Depending on the side of your input data, the rule could be further loosened to

substr(l.first_name,1,1) = substr(r.first_name,1,1) and l.surname = r.surname

or even

l.surname = r.surname

The user could use the linker.count_num_comparisons_from_blocking_rule() function to select which rule is appropriate for their data.

Efficient Blocking Rules

While the number of pairwise comparisons is important for reducing the computation, it is also helpful to consider the efficiency of the Blocking Rules. There are a number of ways to define subsets of records (i.e. "blocks"), but they are not all computationally efficient.

From a performance perspective, here we consider two classes of blocking rule:

  • Equi-join conditions
  • Filter conditions

Equi-join Conditions

Equi-joins are simply equality conditions between records, e.g.

l.first_name = r.first_name

These equality-based blocking rules are extremely efficient and can be executed quickly, even on very large datasets.

Equality-based blocking rules should be considered the default method for defining blocking rules and form the basis of the Blocking Rules Library. For example, the above example can be written as:


Filter Conditions

Filter conditions refer to any Blocking Rule that isn't a simple equality between columns. E.g.

levenshtein(l.surname, r.surname) < 3

Similarity based blocking rules, such as the example above, are inefficient as the levenshtein function needs to be evaluated for all possible record comparisons before filtering out the pairs that do not satisfy the filter condition.

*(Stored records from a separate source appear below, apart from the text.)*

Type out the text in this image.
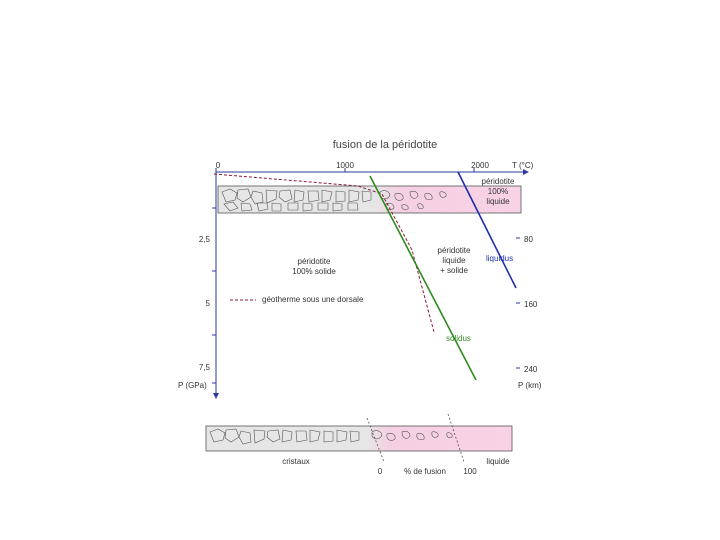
fusion de la péridotite
0	1000	2000	T (°C)
2,5
5
7,5
P (GPa)
80
160
240
P (km)
péridotite
100% solide
péridotite
liquide
+ solide
péridotite
100%
liquide
géotherme sous une dorsale
liquidus
solidus
cristaux	liquide
0	% de fusion 100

Combining Blocking Rules Efficiently

Just as how Blocking Rules can impact on performance, so can how they are combined. The most efficient Blocking Rules combinations are "AND" statements. E.g.

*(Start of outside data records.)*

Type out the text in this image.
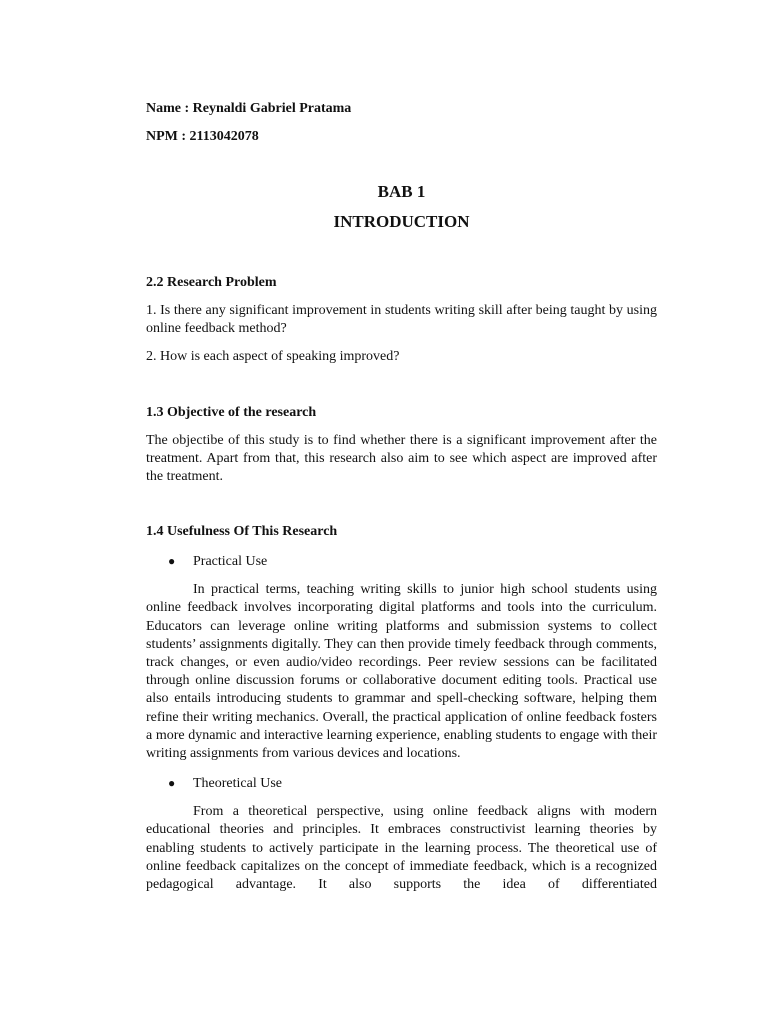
Name : Reynaldi Gabriel Pratama

NPM : 2113042078

BAB 1

INTRODUCTION

2.2 Research Problem

1. Is there any significant improvement in students writing skill after being taught by using online feedback method?

2. How is each aspect of speaking improved?

1.3 Objective of the research

The objectibe of this study is to find whether there is a significant improvement after the treatment. Apart from that, this research also aim to see which aspect are improved after the treatment.

1.4 Usefulness Of This Research

●	Practical Use

In practical terms, teaching writing skills to junior high school students using online feedback involves incorporating digital platforms and tools into the curriculum. Educators can leverage online writing platforms and submission systems to collect students’ assignments digitally. They can then provide timely feedback through comments, track changes, or even audio/video recordings. Peer review sessions can be facilitated through online discussion forums or collaborative document editing tools. Practical use also entails introducing students to grammar and spell-checking software, helping them refine their writing mechanics. Overall, the practical application of online feedback fosters a more dynamic and interactive learning experience, enabling students to engage with their writing assignments from various devices and locations.

●	Theoretical Use

From a theoretical perspective, using online feedback aligns with modern educational theories and principles. It embraces constructivist learning theories by enabling students to actively participate in the learning process. The theoretical use of online feedback capitalizes on the concept of immediate feedback, which is a recognized pedagogical advantage. It also supports the idea of differentiated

l.first_name = r.first_name AND l.surname = r.surname

"OR" statements are not as efficient and should be used sparingly. E.g.

l.first_name = r.first_name OR l.surname = r.surname

In most SQL engines, an OR condition within a blocking rule will result in all possible record comparisons being generated. That is, the whole blocking rule becomes a filter condition rather than an equi-join condition, so these should be avoided. For further information, see here.

Spark-specific Further Reading

Given the ability to parallelise operations in Spark, there are some additional configuration options which can improve performance of blocking. Please refer to the Spark Performance Topic Guides for more information.

Note: In Spark Equi-joins are implemented using hash partitioning, which facilitates splitting the workload across multiple machines.